Ma présence auprès de ma grand-mère dans sa résidence pour personnes âgées la réconforta. Je la revois encore le jour de son retour à Miami, fumant sur sa terrasse, en regardant l'océan, les yeux dans le vague. Sur la table de son minuscule salon, elle avait laissé un carton à chaussures rempli de vieilles photos. J'en pris quelques-unes au hasard et, comme je ne reconnus ni les gens ni les lieux, je lui posai des questions.

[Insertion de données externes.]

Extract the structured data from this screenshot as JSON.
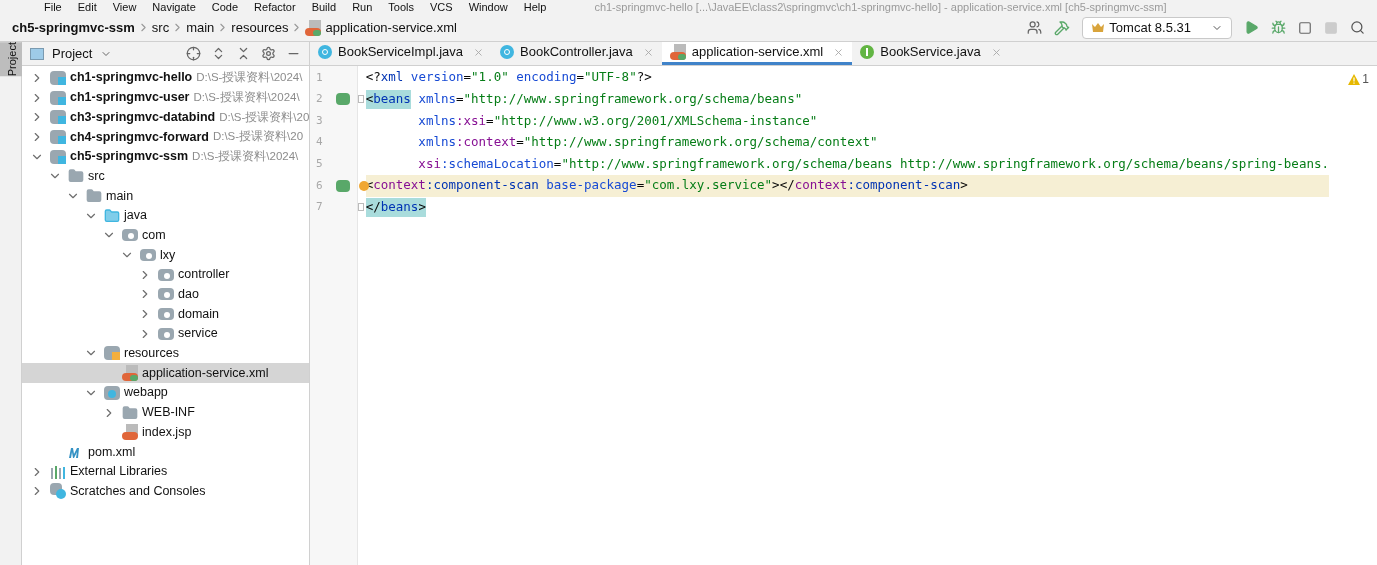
{
  "window": {
    "title": "ch1-springmvc-hello [...\\JavaEE\\class2\\springmvc\\ch1-springmvc-hello] - application-service.xml [ch5-springmvc-ssm]"
  },
  "menu": [
    "File",
    "Edit",
    "View",
    "Navigate",
    "Code",
    "Refactor",
    "Build",
    "Run",
    "Tools",
    "VCS",
    "Window",
    "Help"
  ],
  "breadcrumbs": [
    "ch5-springmvc-ssm",
    "src",
    "main",
    "resources",
    "application-service.xml"
  ],
  "toolbar": {
    "run_config": "Tomcat 8.5.31"
  },
  "side_stripe": {
    "label": "Project"
  },
  "project_panel": {
    "title": "Project",
    "tree": [
      {
        "label": "ch1-springmvc-hello",
        "hint": "D:\\S-授课资料\\2024\\",
        "kind": "module",
        "expanded": false,
        "selected": false
      },
      {
        "label": "ch1-springmvc-user",
        "hint": "D:\\S-授课资料\\2024\\",
        "kind": "module",
        "expanded": false,
        "selected": false
      },
      {
        "label": "ch3-springmvc-databind",
        "hint": "D:\\S-授课资料\\20",
        "kind": "module",
        "expanded": false,
        "selected": false
      },
      {
        "label": "ch4-springmvc-forward",
        "hint": "D:\\S-授课资料\\20",
        "kind": "module",
        "expanded": false,
        "selected": false
      },
      {
        "label": "ch5-springmvc-ssm",
        "hint": "D:\\S-授课资料\\2024\\",
        "kind": "module",
        "expanded": true,
        "selected": false,
        "children": [
          {
            "label": "src",
            "kind": "folder",
            "expanded": true,
            "selected": false,
            "children": [
              {
                "label": "main",
                "kind": "folder",
                "expanded": true,
                "selected": false,
                "children": [
                  {
                    "label": "java",
                    "kind": "source",
                    "expanded": true,
                    "selected": false,
                    "children": [
                      {
                        "label": "com",
                        "kind": "package",
                        "expanded": true,
                        "selected": false,
                        "children": [
                          {
                            "label": "lxy",
                            "kind": "package",
                            "expanded": true,
                            "selected": false,
                            "children": [
                              {
                                "label": "controller",
                                "kind": "package",
                                "expanded": false,
                                "selected": false
                              },
                              {
                                "label": "dao",
                                "kind": "package",
                                "expanded": false,
                                "selected": false
                              },
                              {
                                "label": "domain",
                                "kind": "package",
                                "expanded": false,
                                "selected": false
                              },
                              {
                                "label": "service",
                                "kind": "package",
                                "expanded": false,
                                "selected": false
                              }
                            ]
                          }
                        ]
                      }
                    ]
                  },
                  {
                    "label": "resources",
                    "kind": "resources",
                    "expanded": true,
                    "selected": false,
                    "children": [
                      {
                        "label": "application-service.xml",
                        "kind": "xml",
                        "selected": true
                      }
                    ]
                  },
                  {
                    "label": "webapp",
                    "kind": "webapp",
                    "expanded": true,
                    "selected": false,
                    "children": [
                      {
                        "label": "WEB-INF",
                        "kind": "folder",
                        "expanded": false,
                        "selected": false
                      },
                      {
                        "label": "index.jsp",
                        "kind": "jsp",
                        "selected": false
                      }
                    ]
                  }
                ]
              }
            ]
          },
          {
            "label": "pom.xml",
            "kind": "maven",
            "selected": false
          }
        ]
      },
      {
        "label": "External Libraries",
        "kind": "libraries",
        "expanded": false,
        "selected": false
      },
      {
        "label": "Scratches and Consoles",
        "kind": "scratches",
        "expanded": false,
        "selected": false
      }
    ]
  },
  "tabs": [
    {
      "label": "BookServiceImpl.java",
      "kind": "class",
      "selected": false
    },
    {
      "label": "BookController.java",
      "kind": "class",
      "selected": false
    },
    {
      "label": "application-service.xml",
      "kind": "xml",
      "selected": true
    },
    {
      "label": "BookService.java",
      "kind": "interface",
      "selected": false
    }
  ],
  "editor": {
    "warnings": "1",
    "lines": [
      {
        "number": "1",
        "highlighted": false,
        "gutter_icon": false,
        "fold": false,
        "bulb": false,
        "tokens": [
          {
            "kind": "punct",
            "text": "<?"
          },
          {
            "kind": "tag",
            "text": "xml"
          },
          {
            "kind": "attr",
            "text": " version"
          },
          {
            "kind": "punct",
            "text": "="
          },
          {
            "kind": "value",
            "text": "\"1.0\""
          },
          {
            "kind": "attr",
            "text": " encoding"
          },
          {
            "kind": "punct",
            "text": "="
          },
          {
            "kind": "value",
            "text": "\"UTF-8\""
          },
          {
            "kind": "punct",
            "text": "?>"
          }
        ]
      },
      {
        "number": "2",
        "highlighted": false,
        "gutter_icon": true,
        "fold": true,
        "bulb": false,
        "tokens": [
          {
            "kind": "punct",
            "text": "<",
            "matched": true
          },
          {
            "kind": "tag",
            "text": "beans",
            "matched": true
          },
          {
            "kind": "attr",
            "text": " xmlns"
          },
          {
            "kind": "punct",
            "text": "="
          },
          {
            "kind": "value",
            "text": "\"http://www.springframework.org/schema/beans\""
          }
        ]
      },
      {
        "number": "3",
        "highlighted": false,
        "gutter_icon": false,
        "fold": false,
        "bulb": false,
        "tokens": [
          {
            "kind": "attr",
            "text": "       xmlns"
          },
          {
            "kind": "ns",
            "text": ":xsi"
          },
          {
            "kind": "punct",
            "text": "="
          },
          {
            "kind": "value",
            "text": "\"http://www.w3.org/2001/XMLSchema-instance\""
          }
        ]
      },
      {
        "number": "4",
        "highlighted": false,
        "gutter_icon": false,
        "fold": false,
        "bulb": false,
        "tokens": [
          {
            "kind": "attr",
            "text": "       xmlns"
          },
          {
            "kind": "ns",
            "text": ":context"
          },
          {
            "kind": "punct",
            "text": "="
          },
          {
            "kind": "value",
            "text": "\"http://www.springframework.org/schema/context\""
          }
        ]
      },
      {
        "number": "5",
        "highlighted": false,
        "gutter_icon": false,
        "fold": false,
        "bulb": false,
        "tokens": [
          {
            "kind": "ns",
            "text": "       xsi"
          },
          {
            "kind": "attr",
            "text": ":schemaLocation"
          },
          {
            "kind": "punct",
            "text": "="
          },
          {
            "kind": "value",
            "text": "\"http://www.springframework.org/schema/beans http://www.springframework.org/schema/beans/spring-beans."
          }
        ]
      },
      {
        "number": "6",
        "highlighted": true,
        "gutter_icon": true,
        "fold": false,
        "bulb": true,
        "tokens": [
          {
            "kind": "punct",
            "text": "<"
          },
          {
            "kind": "ns",
            "text": "context"
          },
          {
            "kind": "tag",
            "text": ":component-scan"
          },
          {
            "kind": "attr",
            "text": " base-package"
          },
          {
            "kind": "punct",
            "text": "="
          },
          {
            "kind": "value",
            "text": "\"com.lxy.service\""
          },
          {
            "kind": "punct",
            "text": "></"
          },
          {
            "kind": "ns",
            "text": "context"
          },
          {
            "kind": "tag",
            "text": ":component-scan"
          },
          {
            "kind": "punct",
            "text": ">"
          }
        ]
      },
      {
        "number": "7",
        "highlighted": false,
        "gutter_icon": false,
        "fold": true,
        "bulb": false,
        "tokens": [
          {
            "kind": "punct",
            "text": "</",
            "matched": true
          },
          {
            "kind": "tag",
            "text": "beans",
            "matched": true
          },
          {
            "kind": "punct",
            "text": ">",
            "matched": true
          }
        ]
      }
    ]
  }
}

Elle répondit à moitié, je sentais bien que je troublais son besoin de tranquillité. Soudain, elle me parla des affaires dans le garde-meuble.
— Quel garde-meuble ? lui demandai-je.
— Un garde-meuble à Aventura. L'adresse est dans l'armoire à clés.
— Et qu'est-ce qu'il y a là-bas ?
— Tous les albums de famille. Puisque tu veux voir des photos, autant que tu ailles voir là-bas. Elles sont triées, classées et annotées. Fais-en ce que tu veux, du moment que tu cesses avec toutes tes questions.
J'ignore encore aujourd'hui si elle m'en parla pour que j'aille à leur recherche, ou pour que je m'en aille tout court. Piqué par la curiosité, je me rendis au garde-meuble où je trouvai, comme elle me l'avait promis, la vie des Goldman en milliers de photographies, rangées et triées dans des albums poussiéreux. Je les ouvris au hasard ; je retrouvai des visages rajeunis et tout ce que nous étions avant. Je remontai le temps et les époques, puis je m'amusai à me retrouver. Je me vis nourrisson, je vis la maison de Montclair avec une peinture encore fraîche. Je me vis nu dans une piscine en plastique posée sur notre pelouse. Je vis des images de mes premiers anniversaires. Je réalisai rapidement que, sur toutes les photos, il manquait les plus importants des personnages. Je pensai d'abord à un hasard ou une erreur de classement. Je passai plusieurs heures à parcourir tous les albums et je me rendis à l'évidence : nous étions partout, ils n'étaient nulle part. Des Montclair en veux-tu en voilà, alors que les Baltimore semblaient « persona non grata ». Aucune image d'Hillel petit, ni de sa naissance, ni de ses anniversaires. Aucune photo du mariage d'Oncle Saul et Tante Anita, alors que mes parents avaient droit à trois albums entiers. Les premiers clichés d'Hillel dataient au mieux de ses cinq ans. Dans les archives de mes grands-parents, il apparut que, pendant longtemps, les Goldman-de-Baltimore n'existaient pas.